Senators Risa Hontiveros and Francis Tolentino noted that Teves should be sworn in at the Philippine embassy or consulate in the country where he is staying.
"If ever the committee and the chair would allow him to testify virtually, at the very, very least, kailangan sa isang consulate, isang embahada ng ating republika where an embassy official should administer the oath," Hontiveros said.
However, Teves' whereabouts are "not known or definite" and his oath as a witness might be questioned later, noted Dela Rosa.
Dela Rosa said Teves called him Sunday and cited again an alleged threat to his life as his reason for not attending physically.
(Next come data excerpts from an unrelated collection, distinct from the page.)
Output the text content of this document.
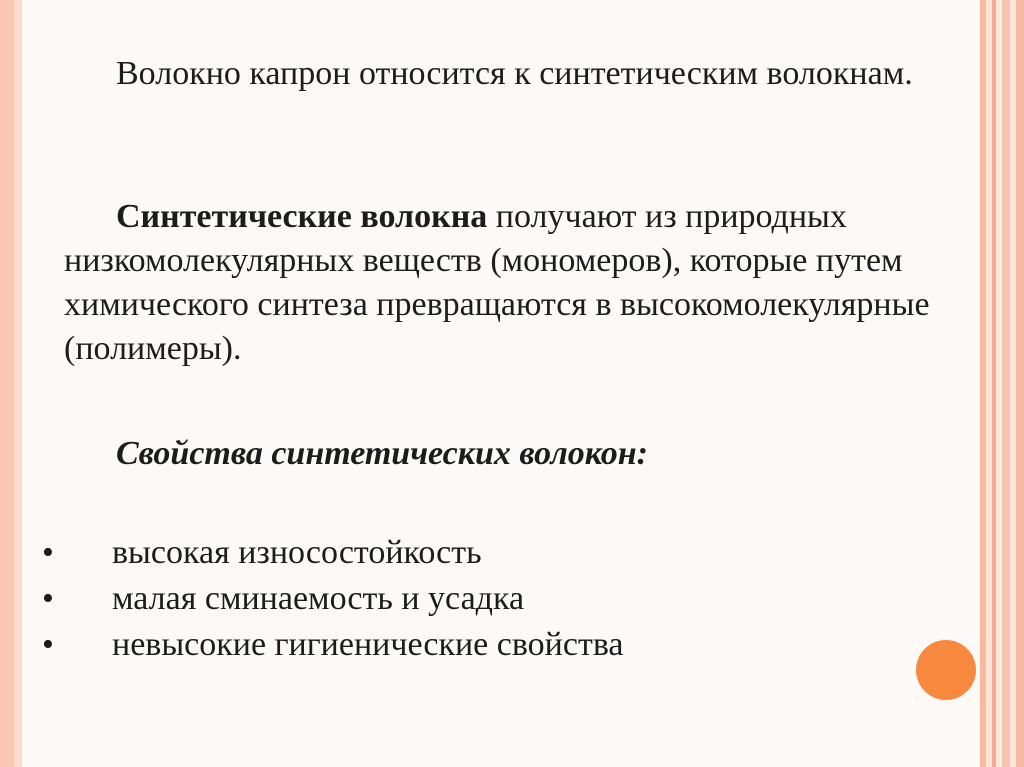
Волокно капрон относится к синтетическим волокнам.

Синтетические волокна получают из природных низкомолекулярных веществ (мономеров), которые путем химического синтеза превращаются в высокомолекулярные (полимеры).

Свойства синтетических волокон:

• высокая износостойкость
• малая сминаемость и усадка
• невысокие гигиенические свойства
"I respect his decision," the senator said, adding the suspended lawmaker did not disclose where he was.
Dela Rosa said the committee cannot cite Teves in contempt or issue a subpoena, even when necessary, if it lacked "jurisdiction over his person."
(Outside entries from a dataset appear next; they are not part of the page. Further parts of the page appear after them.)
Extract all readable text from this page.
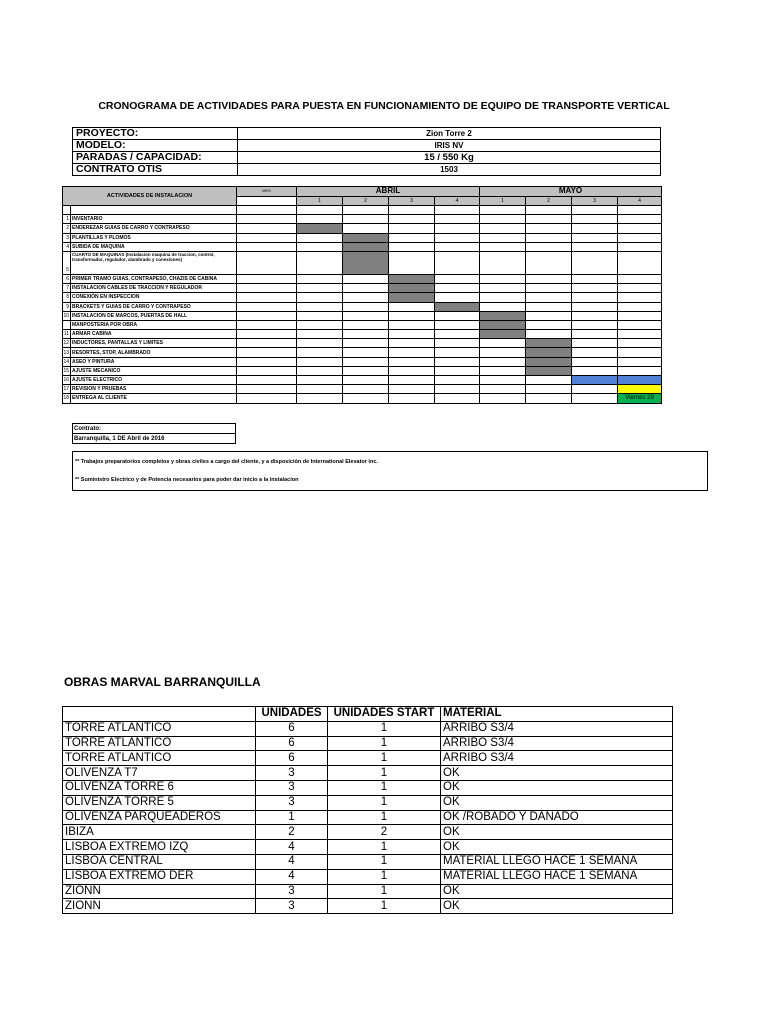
CRONOGRAMA DE ACTIVIDADES PARA PUESTA EN FUNCIONAMIENTO DE EQUIPO DE TRANSPORTE VERTICAL
PROYECTO:	Zion Torre 2
MODELO:	IRIS NV
PARADAS / CAPACIDAD:	15 / 550 Kg
CONTRATO OTIS	1503
ACTIVIDADES DE INSTALACION		MES	ABRIL				MAYO			
			1	2	3	4	1	2	3	4

1	INVENTARIO									
2	ENDEREZAR GUIAS DE CARRO Y CONTRAPESO									
3	PLANTILLAS Y PLOMOS									
4	SUBIDA DE MAQUINA									
5	CUARTO DE MAQUINAS (Instalacion maquina de traccion, control, transformador, regulador, alambrado y conexiones)									
6	PRIMER TRAMO GUIAS, CONTRAPESO, CHAZIS DE CABINA									
7	INSTALACION CABLES DE TRACCION Y REGULADOR									
8	CONEXIÓN EN INSPECCION									
9	BRACKETS Y GUIAS DE CARRO Y CONTRAPESO									
10	INSTALACION DE MARCOS, PUERTAS DE HALL									
	MANPOSTERIA POR OBRA									
11	ARMAR CABINA									
12	INDUCTORES, PANTALLAS Y LIMITES									
13	RESORTES, STOP, ALAMBRADO									
14	ASEO Y PINTURA									
15	AJUSTE MECANICO									
16	AJUSTE ELECTRICO									
17	REVISION Y PRUEBAS									
18	ENTREGA AL CLIENTE									Viernes 29
Contrato:
Barranquilla, 1 DE Abril de 2016
** Trabajos preparatorios completos y obras civiles a cargo del cliente, y a disposición de International Elevator inc.
** Suministro Electrico y de Potencia necesarios para poder dar inicio a la instalacion
OBRAS MARVAL BARRANQUILLA
	UNIDADES	UNIDADES START	MATERIAL
TORRE ATLANTICO	6	1	ARRIBO S3/4
TORRE ATLANTICO	6	1	ARRIBO S3/4
TORRE ATLANTICO	6	1	ARRIBO S3/4
OLIVENZA T7	3	1	OK
OLIVENZA TORRE 6	3	1	OK
OLIVENZA TORRE 5	3	1	OK
OLIVENZA PARQUEADEROS	1	1	OK /ROBADO Y DANADO
IBIZA	2	2	OK
LISBOA EXTREMO IZQ	4	1	OK
LISBOA CENTRAL	4	1	MATERIAL LLEGO HACE 1 SEMANA
LISBOA EXTREMO DER	4	1	MATERIAL LLEGO HACE 1 SEMANA
ZIONN	3	1	OK
ZIONN	3	1	OK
"The doors are not completely shut down to Congressman Teves. If he wants to come here physically, then by all means, we will entertain [him]," Dela Rosa said.
The Department of Justice previously said that Teves was considered one of the masterminds in the assassination of Degamo and 8 others. The lawmaker said he and his clan had nothing to do with the crime.
Teves has yet to return to the country, more than a month since his travel clearance expired.
He was slapped with a 60-day suspension at the House of Representatives over his continued absence in Congress after being implicated in Degamo's murder.
His brother, former Negros Oriental Governor Pryde Henry Teves, attended Monday's Senate hearing in person.
Pryde Henry served as governor of Negros Oriental until Degamo unseated him last October following a recount of the May 2022 gubernatorial race. He said that since his voluntary exit from the governorship, he had returned to private life and "started enjoying it" until the Degamo murder.
Documents and other items allegedly belonging to the suspected gunmen in Degamo's killing were recently found in a sugar mill compound reportedly owned by Pryde Henry.
Dozens of firearms, explosives, and ammunition were also recovered from the property.
Pryde Henry surrendered 18 of his guns to the authorities after the Philippine National Police (PNP) revoked their licenses.
He also filed a waiver allowing the Department of Justice to look into his bank accounts, phone records, and emails in an effort to clear his name.